Two ragas are examined: Bhairavi (nine symbols) and Bhupali (seven symbols). For each raga the authors extract two example strings (Bhairavi₁, Bhairavi₂, and Bhupali₁, Bhupali₂) generated from the logistic map. The central problem is to find a new string of the same length that is simultaneously as similar as possible to the two given strings. Similarity is quantified by the Pearson correlation coefficient ρ between two numeric sequences obtained by encoding the symbols as amplitude levels. For a candidate string C, the fitness function is defined as ρ(C, S₁) + ρ(C, S₂), where S₁ and S₂ are the two original strings.
To search for the optimal candidate, the authors employ a purely random, non‑adaptive strategy. They generate a large pool of candidate strings (ranging from 15 000 to 200 000) that belong to the same raga class (i.e., same number of amplitude levels and length). For each candidate they compute the two correlation coefficients, sum them, and retain the candidate with the maximal sum. This “evolved” string is then decoded back into musical symbols using the same interval mapping.
The paper presents the resulting strings for both ragas and visualizes the corresponding discrete sequences. To assess structural similarity beyond correlation, the authors compute the fractal dimension of each sequence using a box‑counting method. For Bhairavi the dimensions are 1.73161 (Bhairavi₁), 1.71914 (Bhairavi₂), and 1.79513 (evolved). For Bhupali they are 1.73752, 1.72622, and 1.79141 respectively. The evolved strings have fractal dimensions that lie between those of the two originals, indicating comparable complexity.
In the discussion the authors acknowledge several limitations. The random search is computationally intensive and offers no guarantee of finding a globally optimal string. Correlation alone may not capture musical qualities such as melodic contour, rhythm, or timbre, and the study lacks any perceptual validation (e.g., listening tests). The generated strings are purely symbolic and have not been rendered into audible audio for expert evaluation.

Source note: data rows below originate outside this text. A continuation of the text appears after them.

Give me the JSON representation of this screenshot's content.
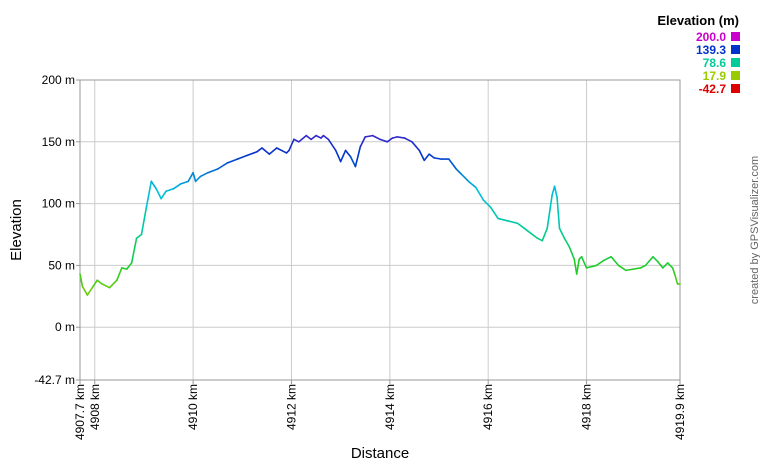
{
  "chart_data": {
    "type": "line",
    "xlabel": "Distance",
    "ylabel": "Elevation",
    "credit": "created by GPSVisualizer.com",
    "xlim": [
      4907.7,
      4919.9
    ],
    "ylim": [
      -42.7,
      200
    ],
    "x_ticks": [
      "4907.7 km",
      "4908 km",
      "4910 km",
      "4912 km",
      "4914 km",
      "4916 km",
      "4918 km",
      "4919.9 km"
    ],
    "x_tick_values": [
      4907.7,
      4908,
      4910,
      4912,
      4914,
      4916,
      4918,
      4919.9
    ],
    "y_ticks": [
      "200 m",
      "150 m",
      "100 m",
      "50 m",
      "0 m",
      "-42.7 m"
    ],
    "y_tick_values": [
      200,
      150,
      100,
      50,
      0,
      -42.7
    ],
    "legend": {
      "title": "Elevation (m)",
      "entries": [
        {
          "label": "200.0",
          "color": "#cc00cc"
        },
        {
          "label": "139.3",
          "color": "#0033cc"
        },
        {
          "label": "78.6",
          "color": "#00cc99"
        },
        {
          "label": "17.9",
          "color": "#99cc00"
        },
        {
          "label": "-42.7",
          "color": "#dd0000"
        }
      ]
    },
    "series": [
      {
        "x": [
          4907.7,
          4907.75,
          4907.85,
          4907.95,
          4908.05,
          4908.15,
          4908.3,
          4908.45,
          4908.55,
          4908.65,
          4908.75,
          4908.85,
          4908.95,
          4909.05,
          4909.15,
          4909.25,
          4909.35,
          4909.45,
          4909.6,
          4909.75,
          4909.9,
          4910.0,
          4910.05,
          4910.15,
          4910.3,
          4910.5,
          4910.7,
          4910.9,
          4911.1,
          4911.3,
          4911.4,
          4911.55,
          4911.7,
          4911.9,
          4911.95,
          4912.05,
          4912.15,
          4912.3,
          4912.4,
          4912.5,
          4912.6,
          4912.65,
          4912.75,
          4912.9,
          4913.0,
          4913.1,
          4913.2,
          4913.3,
          4913.4,
          4913.5,
          4913.65,
          4913.8,
          4913.95,
          4914.05,
          4914.15,
          4914.3,
          4914.45,
          4914.6,
          4914.7,
          4914.8,
          4914.9,
          4915.05,
          4915.2,
          4915.35,
          4915.45,
          4915.6,
          4915.75,
          4915.9,
          4916.05,
          4916.2,
          4916.4,
          4916.6,
          4916.8,
          4917.0,
          4917.1,
          4917.2,
          4917.3,
          4917.35,
          4917.4,
          4917.45,
          4917.55,
          4917.65,
          4917.75,
          4917.8,
          4917.85,
          4917.9,
          4918.0,
          4918.2,
          4918.35,
          4918.5,
          4918.65,
          4918.8,
          4918.95,
          4919.1,
          4919.2,
          4919.35,
          4919.45,
          4919.55,
          4919.65,
          4919.75,
          4919.8,
          4919.85,
          4919.9
        ],
        "y": [
          43,
          33,
          26,
          32,
          38,
          35,
          32,
          38,
          48,
          47,
          52,
          72,
          75,
          97,
          118,
          112,
          104,
          110,
          112,
          116,
          118,
          125,
          118,
          122,
          125,
          128,
          133,
          136,
          139,
          142,
          145,
          140,
          145,
          141,
          143,
          152,
          150,
          155,
          152,
          155,
          153,
          155,
          152,
          143,
          134,
          143,
          138,
          130,
          146,
          154,
          155,
          152,
          150,
          153,
          154,
          153,
          150,
          143,
          135,
          140,
          137,
          136,
          136,
          128,
          124,
          118,
          113,
          103,
          97,
          88,
          86,
          84,
          78,
          72,
          70,
          80,
          107,
          114,
          105,
          80,
          72,
          65,
          55,
          43,
          55,
          57,
          48,
          50,
          54,
          57,
          50,
          46,
          47,
          48,
          50,
          57,
          53,
          48,
          52,
          48,
          42,
          35,
          35
        ]
      }
    ]
  }
}
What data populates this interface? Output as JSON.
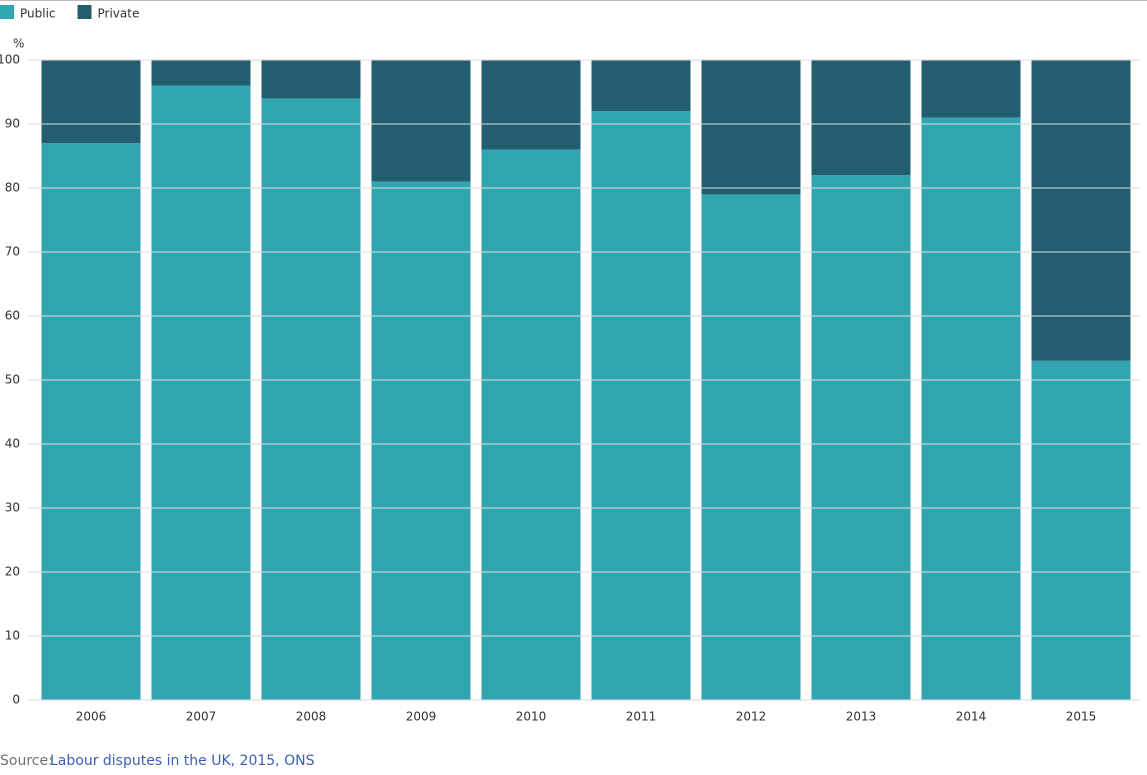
{
  "chart_data": {
    "type": "stacked_bar",
    "y_unit": "%",
    "categories": [
      "2006",
      "2007",
      "2008",
      "2009",
      "2010",
      "2011",
      "2012",
      "2013",
      "2014",
      "2015"
    ],
    "series": [
      {
        "name": "Public",
        "color": "#32a5b2",
        "values": [
          87,
          96,
          94,
          81,
          86,
          92,
          79,
          82,
          91,
          53
        ]
      },
      {
        "name": "Private",
        "color": "#235e70",
        "values": [
          13,
          4,
          6,
          19,
          14,
          8,
          21,
          18,
          9,
          47
        ]
      }
    ],
    "ylim": [
      0,
      100
    ],
    "yticks": [
      0,
      10,
      20,
      30,
      40,
      50,
      60,
      70,
      80,
      90,
      100
    ],
    "grid": true,
    "legend": "top-left",
    "source": {
      "label": "Source:",
      "text": "Labour disputes in the UK, 2015, ONS"
    }
  }
}
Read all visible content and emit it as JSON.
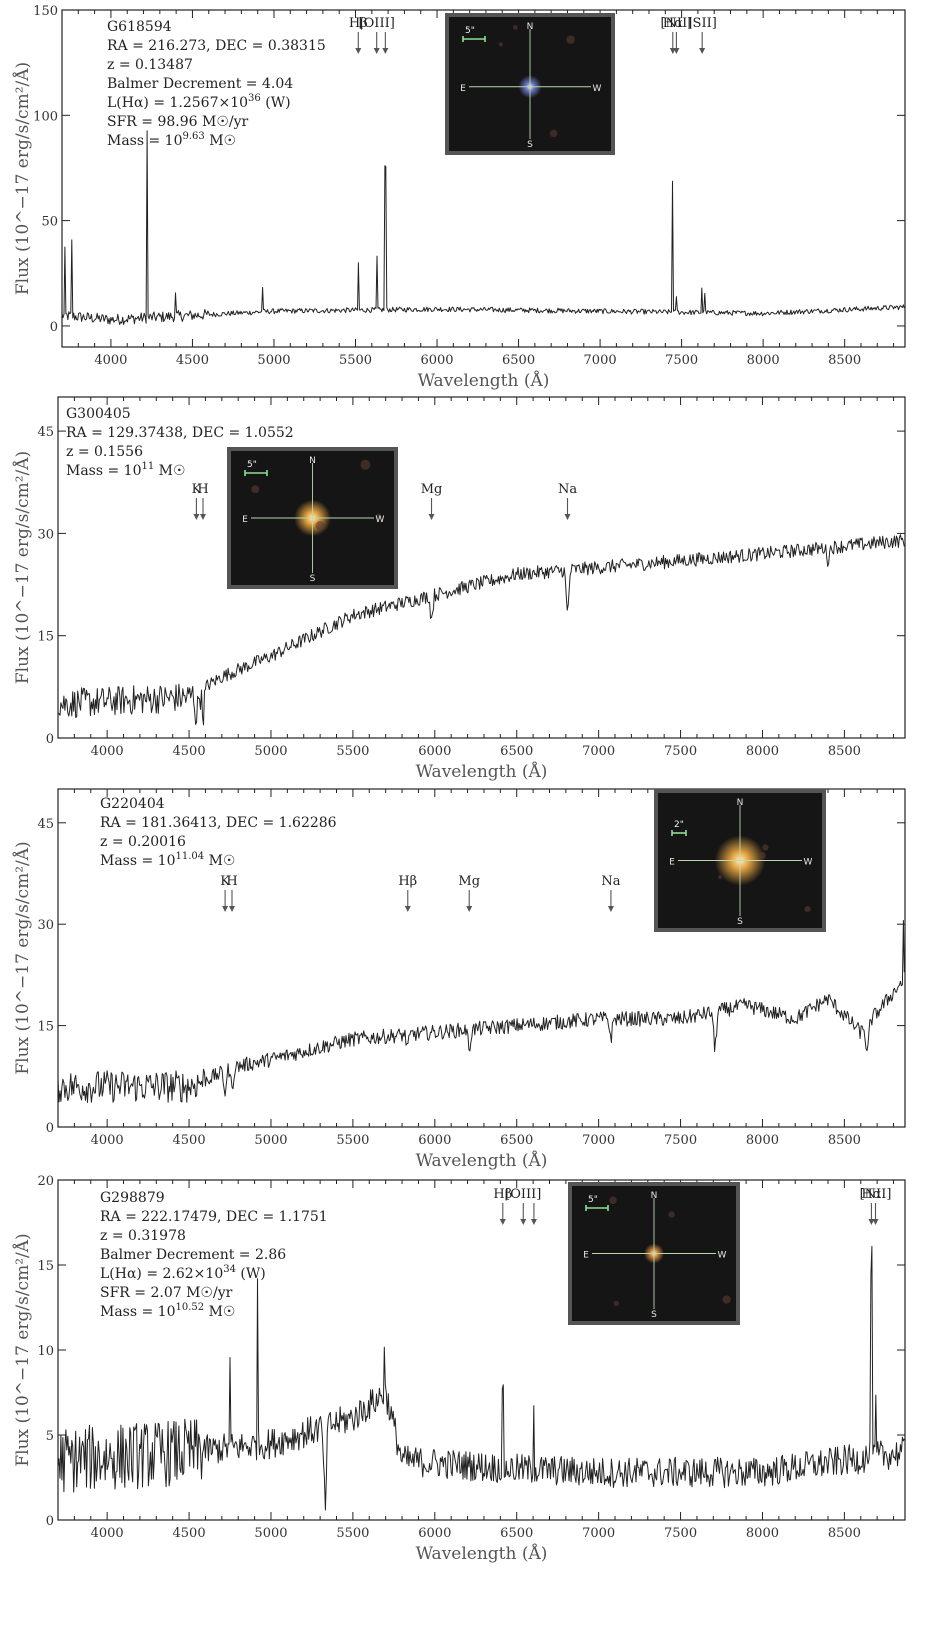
{
  "chart_data": [
    {
      "type": "line",
      "id": "G618594",
      "info": [
        "G618594",
        "RA = 216.273, DEC = 0.38315",
        "z = 0.13487",
        "Balmer Decrement = 4.04",
        "L(Hα) = 1.2567×10^36 (W)",
        "SFR = 98.96 M☉/yr",
        "Mass = 10^9.63 M☉"
      ],
      "xlabel": "Wavelength (Å)",
      "ylabel": "Flux (10^−17 erg/s/cm²/Å)",
      "xlim": [
        3700,
        8870
      ],
      "ylim": [
        -10,
        150
      ],
      "xticks": [
        4000,
        4500,
        5000,
        5500,
        6000,
        6500,
        7000,
        7500,
        8000,
        8500
      ],
      "yticks": [
        0,
        50,
        100,
        150
      ],
      "lines": [
        {
          "label": "Hβ",
          "wavelengths": [
            5517
          ]
        },
        {
          "label": "[OIII]",
          "wavelengths": [
            5630,
            5683
          ]
        },
        {
          "label": "Hα",
          "wavelengths": [
            7446
          ]
        },
        {
          "label": "[NII]",
          "wavelengths": [
            7468
          ]
        },
        {
          "label": "[SII]",
          "wavelengths": [
            7626
          ]
        }
      ],
      "inset": {
        "scale_label": "5\"",
        "compass": [
          "N",
          "E",
          "W",
          "S"
        ],
        "color": "#6a78c8"
      },
      "continuum": [
        [
          3700,
          5
        ],
        [
          4000,
          3
        ],
        [
          4500,
          5
        ],
        [
          5000,
          7
        ],
        [
          6000,
          8
        ],
        [
          7000,
          7
        ],
        [
          8000,
          6
        ],
        [
          8870,
          9
        ]
      ],
      "emission": [
        [
          3720,
          30
        ],
        [
          3760,
          35
        ],
        [
          4220,
          88
        ],
        [
          4395,
          10
        ],
        [
          4930,
          12
        ],
        [
          5517,
          22
        ],
        [
          5630,
          25
        ],
        [
          5683,
          68
        ],
        [
          7446,
          63
        ],
        [
          7468,
          8
        ],
        [
          7626,
          12
        ],
        [
          7640,
          10
        ]
      ],
      "absorption": [],
      "noise": 1.2
    },
    {
      "type": "line",
      "id": "G300405",
      "info": [
        "G300405",
        "RA = 129.37438, DEC = 1.0552",
        "z = 0.1556",
        "Mass = 10^11 M☉"
      ],
      "xlabel": "Wavelength (Å)",
      "ylabel": "Flux (10^−17 erg/s/cm²/Å)",
      "xlim": [
        3700,
        8870
      ],
      "ylim": [
        0,
        50
      ],
      "xticks": [
        4000,
        4500,
        5000,
        5500,
        6000,
        6500,
        7000,
        7500,
        8000,
        8500
      ],
      "yticks": [
        0,
        15,
        30,
        45
      ],
      "lines": [
        {
          "label": "K",
          "wavelengths": [
            4545
          ]
        },
        {
          "label": "H",
          "wavelengths": [
            4585
          ]
        },
        {
          "label": "Mg",
          "wavelengths": [
            5980
          ]
        },
        {
          "label": "Na",
          "wavelengths": [
            6810
          ]
        }
      ],
      "inset": {
        "scale_label": "5\"",
        "compass": [
          "N",
          "E",
          "W",
          "S"
        ],
        "color": "#e0a040"
      },
      "continuum": [
        [
          3700,
          5
        ],
        [
          4500,
          6
        ],
        [
          4700,
          9
        ],
        [
          5000,
          12
        ],
        [
          5500,
          18
        ],
        [
          6000,
          21
        ],
        [
          6500,
          24
        ],
        [
          7000,
          25
        ],
        [
          7500,
          26
        ],
        [
          8000,
          27
        ],
        [
          8870,
          29
        ]
      ],
      "emission": [],
      "absorption": [
        [
          4545,
          4
        ],
        [
          4585,
          4
        ],
        [
          5980,
          3.5
        ],
        [
          6810,
          7
        ],
        [
          8400,
          2
        ]
      ],
      "noise": 1.0
    },
    {
      "type": "line",
      "id": "G220404",
      "info": [
        "G220404",
        "RA = 181.36413, DEC = 1.62286",
        "z = 0.20016",
        "Mass = 10^11.04 M☉"
      ],
      "xlabel": "Wavelength (Å)",
      "ylabel": "Flux (10^−17 erg/s/cm²/Å)",
      "xlim": [
        3700,
        8870
      ],
      "ylim": [
        0,
        50
      ],
      "xticks": [
        4000,
        4500,
        5000,
        5500,
        6000,
        6500,
        7000,
        7500,
        8000,
        8500
      ],
      "yticks": [
        0,
        15,
        30,
        45
      ],
      "lines": [
        {
          "label": "K",
          "wavelengths": [
            4720
          ]
        },
        {
          "label": "H",
          "wavelengths": [
            4762
          ]
        },
        {
          "label": "Hβ",
          "wavelengths": [
            5835
          ]
        },
        {
          "label": "Mg",
          "wavelengths": [
            6210
          ]
        },
        {
          "label": "Na",
          "wavelengths": [
            7075
          ]
        }
      ],
      "inset": {
        "scale_label": "2\"",
        "compass": [
          "N",
          "E",
          "W",
          "S"
        ],
        "color": "#e0a040"
      },
      "continuum": [
        [
          3700,
          6
        ],
        [
          4500,
          6
        ],
        [
          4800,
          9
        ],
        [
          5000,
          10
        ],
        [
          5500,
          13
        ],
        [
          6000,
          14
        ],
        [
          6500,
          15
        ],
        [
          7000,
          16
        ],
        [
          7500,
          16
        ],
        [
          7900,
          18
        ],
        [
          8200,
          16
        ],
        [
          8400,
          19
        ],
        [
          8600,
          14
        ],
        [
          8870,
          22
        ]
      ],
      "emission": [
        [
          8860,
          8
        ]
      ],
      "absorption": [
        [
          4720,
          3
        ],
        [
          4762,
          3
        ],
        [
          5835,
          2
        ],
        [
          6210,
          3
        ],
        [
          7075,
          3
        ],
        [
          7710,
          6
        ],
        [
          8640,
          5
        ]
      ],
      "noise": 1.1
    },
    {
      "type": "line",
      "id": "G298879",
      "info": [
        "G298879",
        "RA = 222.17479, DEC = 1.1751",
        "z = 0.31978",
        "Balmer Decrement = 2.86",
        "L(Hα) = 2.62×10^34 (W)",
        "SFR = 2.07 M☉/yr",
        "Mass = 10^10.52 M☉"
      ],
      "xlabel": "Wavelength (Å)",
      "ylabel": "Flux (10^−17 erg/s/cm²/Å)",
      "xlim": [
        3700,
        8870
      ],
      "ylim": [
        0,
        20
      ],
      "xticks": [
        4000,
        4500,
        5000,
        5500,
        6000,
        6500,
        7000,
        7500,
        8000,
        8500
      ],
      "yticks": [
        0,
        5,
        10,
        15,
        20
      ],
      "lines": [
        {
          "label": "Hβ",
          "wavelengths": [
            6415
          ]
        },
        {
          "label": "[OIII]",
          "wavelengths": [
            6540,
            6605
          ]
        },
        {
          "label": "Hα",
          "wavelengths": [
            8665
          ]
        },
        {
          "label": "[NII]",
          "wavelengths": [
            8690
          ]
        }
      ],
      "inset": {
        "scale_label": "5\"",
        "compass": [
          "N",
          "E",
          "W",
          "S"
        ],
        "color": "#d08a40"
      },
      "continuum": [
        [
          3700,
          3.5
        ],
        [
          4500,
          4
        ],
        [
          5000,
          4.5
        ],
        [
          5500,
          6
        ],
        [
          5700,
          7.5
        ],
        [
          5800,
          3.5
        ],
        [
          6500,
          3
        ],
        [
          7000,
          2.8
        ],
        [
          8000,
          2.8
        ],
        [
          8870,
          4
        ]
      ],
      "emission": [
        [
          4750,
          5
        ],
        [
          4920,
          10.5
        ],
        [
          5690,
          3
        ],
        [
          6415,
          4
        ],
        [
          6605,
          4.5
        ],
        [
          8665,
          11.5
        ],
        [
          8690,
          3
        ]
      ],
      "absorption": [
        [
          5330,
          5
        ]
      ],
      "noise": 0.9
    }
  ]
}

Future work is suggested to incorporate adaptive evolutionary algorithms (e.g., genetic algorithms), to combine multiple similarity metrics (including pitch intervals and rhythmic patterns), and to perform human subject experiments to verify musical relevance. The authors also propose extending statistical analyses of the generated strings.
In conclusion, the study demonstrates that chaotic maps can be harnessed to produce discrete musical strings, and that a simple correlation‑based optimization can generate a “close relative” string whose fractal complexity mirrors that of the source material. While preliminary, the approach opens a pathway for mathematically driven music composition and for quantitative analysis of Indian classical motifs.